しかし、これには問題がある。それは、「音楽」というカテゴリーが不要になってしまうこと、そしてわざわざ「音楽」という言葉を使う必要がなくなってしまうことだ。
また、仮にこの主張を認めたとしても、その中でも「より音楽らしいもの」というカテゴリーはできるだろう。
では、環境音と典型的な音楽の違いは、何によって区別されるのだろうか。
その一つは、人が介入するかどうかである。
芸術作品は、自然物とは異なり、人工物だ。
聴取に関しても、環境音と音楽には違いがある。セオドア・グレイシックは、カントの「合目的性の鑑賞」を引用して、人は他人の行為及び行為の所産に非常に敏感であることを説明する。
まとめると、音楽は環境音とは異なり、人による行為の所産であり、他人の行為の所産として鑑賞されるものだ。芸術としての音楽と自然物である環境音はこの点で異なる。
音楽パフォーマンス
音楽とマルチモーダル知覚はどのように関わるのか。
まず、音は物体の振動だ。しかし、どこまでを音源として含めるべきか。フィリップ・アルパーソンは楽器だけでなく、演奏者の身体も音楽の一部であるという。これを踏まえれば、音楽と同一視される出来事は、演奏者が楽器を使って行うパフォーマンス全体だ、ということになる。
ちなみに、デイヴィッド・ディヴィスによれば、パフォーマンスは、鑑賞者から評価されることを意図し、そして、その意図によって導かれている行為である。ここで重要なのは、鑑賞者の評価が重視されている点だ。
このパフォーマンスの鑑賞は少なくとも二種類に分けられる。それが
①生演奏の鑑賞
②録音物の鑑賞
である。
この両者の違いは、生演奏がマルチモーダルに知覚されるのに対して、録音物はそうではない、というものだ。(谷口文和は、レコード音楽とライヴ音楽は異なる芸術だ、といっている)
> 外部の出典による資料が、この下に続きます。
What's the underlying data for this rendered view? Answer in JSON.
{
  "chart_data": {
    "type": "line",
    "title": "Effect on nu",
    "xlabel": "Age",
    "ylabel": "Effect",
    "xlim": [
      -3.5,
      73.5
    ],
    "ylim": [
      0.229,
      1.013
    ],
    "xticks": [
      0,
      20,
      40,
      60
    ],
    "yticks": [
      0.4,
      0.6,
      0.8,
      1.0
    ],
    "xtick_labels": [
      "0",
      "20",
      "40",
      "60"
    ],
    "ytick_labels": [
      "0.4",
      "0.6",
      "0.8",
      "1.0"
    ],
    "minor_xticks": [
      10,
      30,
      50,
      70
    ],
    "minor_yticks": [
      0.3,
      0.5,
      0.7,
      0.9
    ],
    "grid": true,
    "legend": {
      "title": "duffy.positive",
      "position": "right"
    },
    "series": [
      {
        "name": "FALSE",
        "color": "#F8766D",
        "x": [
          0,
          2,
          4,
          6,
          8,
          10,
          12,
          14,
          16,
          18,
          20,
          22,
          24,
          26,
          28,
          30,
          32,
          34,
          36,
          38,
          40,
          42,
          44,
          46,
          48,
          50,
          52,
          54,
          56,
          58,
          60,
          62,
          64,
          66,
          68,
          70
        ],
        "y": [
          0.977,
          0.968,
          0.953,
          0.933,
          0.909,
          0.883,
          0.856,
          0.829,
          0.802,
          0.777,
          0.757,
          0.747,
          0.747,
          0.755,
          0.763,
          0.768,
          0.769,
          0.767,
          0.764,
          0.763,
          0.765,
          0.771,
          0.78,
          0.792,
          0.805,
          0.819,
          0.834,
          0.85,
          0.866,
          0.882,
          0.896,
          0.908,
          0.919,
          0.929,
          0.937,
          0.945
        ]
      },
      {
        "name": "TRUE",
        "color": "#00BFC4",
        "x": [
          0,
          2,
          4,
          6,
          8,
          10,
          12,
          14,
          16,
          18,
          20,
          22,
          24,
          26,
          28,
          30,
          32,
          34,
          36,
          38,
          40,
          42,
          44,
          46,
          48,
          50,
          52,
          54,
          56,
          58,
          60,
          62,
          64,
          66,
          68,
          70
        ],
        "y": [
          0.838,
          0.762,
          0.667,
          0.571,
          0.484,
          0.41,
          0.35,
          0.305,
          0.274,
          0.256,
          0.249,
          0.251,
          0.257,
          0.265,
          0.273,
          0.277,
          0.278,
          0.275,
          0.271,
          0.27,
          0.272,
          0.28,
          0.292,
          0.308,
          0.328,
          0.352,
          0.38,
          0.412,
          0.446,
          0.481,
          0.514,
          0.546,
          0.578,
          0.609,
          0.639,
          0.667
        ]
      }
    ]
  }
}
芸術作品の形式が違うのであれば、鑑賞方法も異なってくるだろう。そして、マルチモーダル知覚はライヴ音楽の鑑賞に関わるものだ。
マルチモーダルな音楽鑑賞
マルチモーダル知覚という観点からすると、視覚情報がライヴパフォーマンスの美的性質に緊密に関わってくる。
指揮者の身振り、視覚に影響を与える奏法(ウィンドミル奏法)などの視覚情報は、聴覚情報に影響を与える(マガーク効果のように)。
演奏された音楽がもつ美的性質を適切に捉えるためには、それがもつ非美的性質をすべて正しく捉えなければならない。そして、パフォーマンスがもつ非美的性質には視覚的特徴も含まれる。そうすると、視覚的特徴を見落として下された音楽についての美的判断は、絵の一部を見落として下された美的判断と同じく、音楽が持つ美的性質を捉えそこなっている誤った判断だということになるだろうpp.133-134
このことから、パフォーマンスを行う側は人間の知覚のあり方に気を使わなければならない、ということが言えるだろう(そして映像と音源を切り離したものがレコード音楽である)。
おそれいります、がんばります。